I’m still in the same womb, the womb I found when leaving my mother’s womb.  It just takes much more effort to nurture a sense of equanimity in the face of this ‘let go’ experience.  I can feel truth in attaching to something bigger than my body.  It seems absurd to get lost in thoughts of beginning and ending when it’s been such a mystery so far.  When I really stop to listen, to touch the stillness of the ultimate, there’s a deep sense of re-membraning.  I’ve never left the membrane, yet my thoughts would have me believe I’m separate.  When I quiet the active mind there’s a deepening of this felt sense.  It can’t really be touched by words since they’re the separating subject/object tool that makes this so difficult.  Yet, when I empty the thoughts, the words, the naming of feelings, emotions and perceptions, there’s a deeper remembering.  It says you are supported.  It says you’ve always been supported and you always will be supported, no matter what.  It’s that felt sense that gives one the courage to let go, even in the midst of apparent crisis, knowing we’re never alone, never separate.  Paul Tillich writes, “Love is stronger than death.”  I think this is what he means.  Love, the everlasting feeling of embrace and support, will always win over the ego’s pull to separate.  Mother Theresa said we lose our peace when we forget we belong to each other.

I know we live in very uncertain times.  Some respond from greed, fear and ignorance to our interdependence.  They do what they can to scare us and would control us by pushing for laws that fight tooth and nail against nurturing our interdependence to one another and nature.  Their thoughts, emotions and actions fail to nourish compassion, forgiveness, and gratitude, the key drivers to touching the ultimate.  I don’t know where I came from, I try to deepen my awareness to this next arising moment, and I sure don’t know where I’m going when this body wears out.  Yet, I do know I’ll find peace in reflecting on those moments where I did not cause harm.  I know I’ll find joy in reflecting on those moments where I expressed kindness and gratitude for the opportunity to participate in this life.  I know I’ll feel happy for those moments I held my silence in honor to the awe and mystery of the Divine.

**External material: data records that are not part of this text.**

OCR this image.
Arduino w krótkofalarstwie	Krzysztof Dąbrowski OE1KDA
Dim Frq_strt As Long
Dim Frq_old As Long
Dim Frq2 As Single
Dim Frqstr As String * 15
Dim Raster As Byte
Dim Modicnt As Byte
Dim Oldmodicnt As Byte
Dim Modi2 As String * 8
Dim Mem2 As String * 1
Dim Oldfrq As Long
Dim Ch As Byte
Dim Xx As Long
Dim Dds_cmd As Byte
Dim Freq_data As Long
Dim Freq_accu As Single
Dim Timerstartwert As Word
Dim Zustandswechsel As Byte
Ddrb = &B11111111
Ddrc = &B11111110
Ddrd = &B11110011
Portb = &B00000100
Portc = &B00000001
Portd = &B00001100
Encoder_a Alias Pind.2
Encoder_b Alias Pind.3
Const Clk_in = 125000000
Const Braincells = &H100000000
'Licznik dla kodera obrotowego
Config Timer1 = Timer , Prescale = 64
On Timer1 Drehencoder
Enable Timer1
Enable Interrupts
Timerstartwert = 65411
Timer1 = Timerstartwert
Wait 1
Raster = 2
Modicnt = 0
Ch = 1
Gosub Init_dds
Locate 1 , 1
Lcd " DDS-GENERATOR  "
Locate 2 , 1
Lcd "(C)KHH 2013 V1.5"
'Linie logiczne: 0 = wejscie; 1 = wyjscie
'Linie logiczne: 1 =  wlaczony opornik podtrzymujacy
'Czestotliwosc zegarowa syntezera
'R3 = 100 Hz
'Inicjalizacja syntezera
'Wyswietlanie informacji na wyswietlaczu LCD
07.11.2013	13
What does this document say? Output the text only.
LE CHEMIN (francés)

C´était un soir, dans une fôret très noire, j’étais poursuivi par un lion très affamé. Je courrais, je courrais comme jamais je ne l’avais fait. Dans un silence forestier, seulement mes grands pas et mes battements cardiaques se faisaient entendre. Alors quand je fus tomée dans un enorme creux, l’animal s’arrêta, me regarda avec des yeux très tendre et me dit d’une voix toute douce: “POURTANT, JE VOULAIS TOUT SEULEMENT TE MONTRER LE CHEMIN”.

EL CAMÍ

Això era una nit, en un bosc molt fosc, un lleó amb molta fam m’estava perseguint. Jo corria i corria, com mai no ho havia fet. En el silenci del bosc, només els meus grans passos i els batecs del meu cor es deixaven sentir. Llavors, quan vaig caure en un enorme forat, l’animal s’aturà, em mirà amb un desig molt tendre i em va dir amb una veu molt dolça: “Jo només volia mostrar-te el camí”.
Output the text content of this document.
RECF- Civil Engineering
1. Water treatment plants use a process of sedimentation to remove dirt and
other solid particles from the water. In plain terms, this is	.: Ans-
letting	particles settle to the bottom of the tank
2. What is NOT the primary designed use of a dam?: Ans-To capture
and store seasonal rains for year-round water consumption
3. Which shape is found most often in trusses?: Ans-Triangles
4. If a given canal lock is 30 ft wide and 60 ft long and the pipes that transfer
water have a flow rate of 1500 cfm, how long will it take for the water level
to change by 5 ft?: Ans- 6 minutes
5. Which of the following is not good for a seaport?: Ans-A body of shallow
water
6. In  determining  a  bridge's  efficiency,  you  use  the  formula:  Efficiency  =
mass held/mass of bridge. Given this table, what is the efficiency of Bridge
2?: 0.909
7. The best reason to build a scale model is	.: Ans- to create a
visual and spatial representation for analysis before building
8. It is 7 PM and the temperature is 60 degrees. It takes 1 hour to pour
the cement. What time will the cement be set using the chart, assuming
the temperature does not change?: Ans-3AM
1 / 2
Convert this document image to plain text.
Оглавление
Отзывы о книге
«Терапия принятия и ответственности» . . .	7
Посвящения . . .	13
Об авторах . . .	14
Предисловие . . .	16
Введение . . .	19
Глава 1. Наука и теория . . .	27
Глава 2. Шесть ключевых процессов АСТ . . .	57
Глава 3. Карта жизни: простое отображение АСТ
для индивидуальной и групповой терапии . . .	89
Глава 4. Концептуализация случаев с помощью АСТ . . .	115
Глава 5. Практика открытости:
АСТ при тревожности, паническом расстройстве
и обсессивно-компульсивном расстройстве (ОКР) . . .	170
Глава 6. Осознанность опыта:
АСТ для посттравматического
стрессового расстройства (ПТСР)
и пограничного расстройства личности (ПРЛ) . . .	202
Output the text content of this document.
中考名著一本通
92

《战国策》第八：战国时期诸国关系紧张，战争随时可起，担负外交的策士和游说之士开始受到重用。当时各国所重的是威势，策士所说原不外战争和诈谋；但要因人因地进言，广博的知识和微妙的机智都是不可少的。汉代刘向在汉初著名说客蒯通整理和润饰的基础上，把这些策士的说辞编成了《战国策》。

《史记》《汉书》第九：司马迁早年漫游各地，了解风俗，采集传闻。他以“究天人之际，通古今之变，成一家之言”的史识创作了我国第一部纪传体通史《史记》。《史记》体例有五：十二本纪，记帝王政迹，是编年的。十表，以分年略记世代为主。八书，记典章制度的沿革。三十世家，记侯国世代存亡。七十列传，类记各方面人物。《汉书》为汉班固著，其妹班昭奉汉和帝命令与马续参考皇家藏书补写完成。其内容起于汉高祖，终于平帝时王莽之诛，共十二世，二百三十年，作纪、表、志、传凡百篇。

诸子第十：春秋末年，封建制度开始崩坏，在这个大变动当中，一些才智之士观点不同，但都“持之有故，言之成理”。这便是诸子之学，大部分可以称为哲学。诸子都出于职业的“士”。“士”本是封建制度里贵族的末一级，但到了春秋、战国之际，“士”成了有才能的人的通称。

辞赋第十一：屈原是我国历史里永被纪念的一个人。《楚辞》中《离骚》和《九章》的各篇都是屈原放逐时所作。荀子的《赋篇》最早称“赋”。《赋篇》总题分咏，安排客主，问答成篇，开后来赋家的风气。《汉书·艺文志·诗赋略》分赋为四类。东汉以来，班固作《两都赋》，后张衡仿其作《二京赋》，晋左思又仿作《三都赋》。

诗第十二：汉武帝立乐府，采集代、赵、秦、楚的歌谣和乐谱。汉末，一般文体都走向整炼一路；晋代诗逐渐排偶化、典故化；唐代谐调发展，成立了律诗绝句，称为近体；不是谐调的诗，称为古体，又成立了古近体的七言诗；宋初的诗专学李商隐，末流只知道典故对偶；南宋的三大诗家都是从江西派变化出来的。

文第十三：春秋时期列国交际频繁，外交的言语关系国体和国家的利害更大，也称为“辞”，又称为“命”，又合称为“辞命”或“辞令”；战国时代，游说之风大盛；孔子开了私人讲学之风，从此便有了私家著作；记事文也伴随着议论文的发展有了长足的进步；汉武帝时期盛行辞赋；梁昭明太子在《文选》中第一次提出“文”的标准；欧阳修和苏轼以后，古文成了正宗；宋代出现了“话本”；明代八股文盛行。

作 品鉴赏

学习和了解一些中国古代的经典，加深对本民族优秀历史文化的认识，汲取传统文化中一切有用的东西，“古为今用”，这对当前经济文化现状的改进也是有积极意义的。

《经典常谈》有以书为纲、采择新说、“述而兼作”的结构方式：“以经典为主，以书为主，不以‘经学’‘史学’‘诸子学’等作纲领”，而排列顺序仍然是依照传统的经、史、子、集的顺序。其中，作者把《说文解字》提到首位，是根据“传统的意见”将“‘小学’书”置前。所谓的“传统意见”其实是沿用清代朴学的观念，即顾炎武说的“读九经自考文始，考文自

This celebration day I hope you’ll find a way to make space to cultivate the gift in the given.  It’s been said our real present is deepening our awareness to the present (moment).  I’m learning to live with less expectation.  My notion of hope has changed dramatically.  I used to attach to my sense of being ‘somebody’, thinking I was responsible for fixing things.  I’m deepening my awareness that nothing is ever fully resolved.  Everything is continually changing, moment to moment.  This is this, that is that, and then, the next breath.  The peace that comes from that is found in a bigger hope.  Holding this hope deep in the heart is finding the courage to let this body go when it wears out in preparation for the next womb.  For me, it’s knowing God intimately.  As we travel the latter years in these bodies, may we forever meet our newfound ‘differences’ with confidence and surprise.  This seems to be the essence of graceful aging.

For sure, we don’t want to leave these bodies.  Yet we will.  Part of our journey is to cultivate our intimacy with the Divine so we may have a courageous letting go into the next womb, fully embracing the uncertainty of what’s to come.  Real peace comes from a deep sense of knowing the Ultimate, knowing we’ve always been connected and supported, knowing we can never be separated, and our work is to wake up to this truth we’ve fallen asleep to.  Whether it’s called waking to Love, God, Ultimate, Divine, or Oneness, it’s the source of our compassion, forgiveness and gratitude.  May we all cultivate this stability in the face of unstable circumstance.  May we all grow our compassion and support for one another.  May we never take for granted the gift of these body/mind’s and the opportunity we’ve had to participate.  May we forever grow our appreciation for the gifts of ‘this womb’ found within this arising moment, breath by breath.  No birth, no death…just a new womb.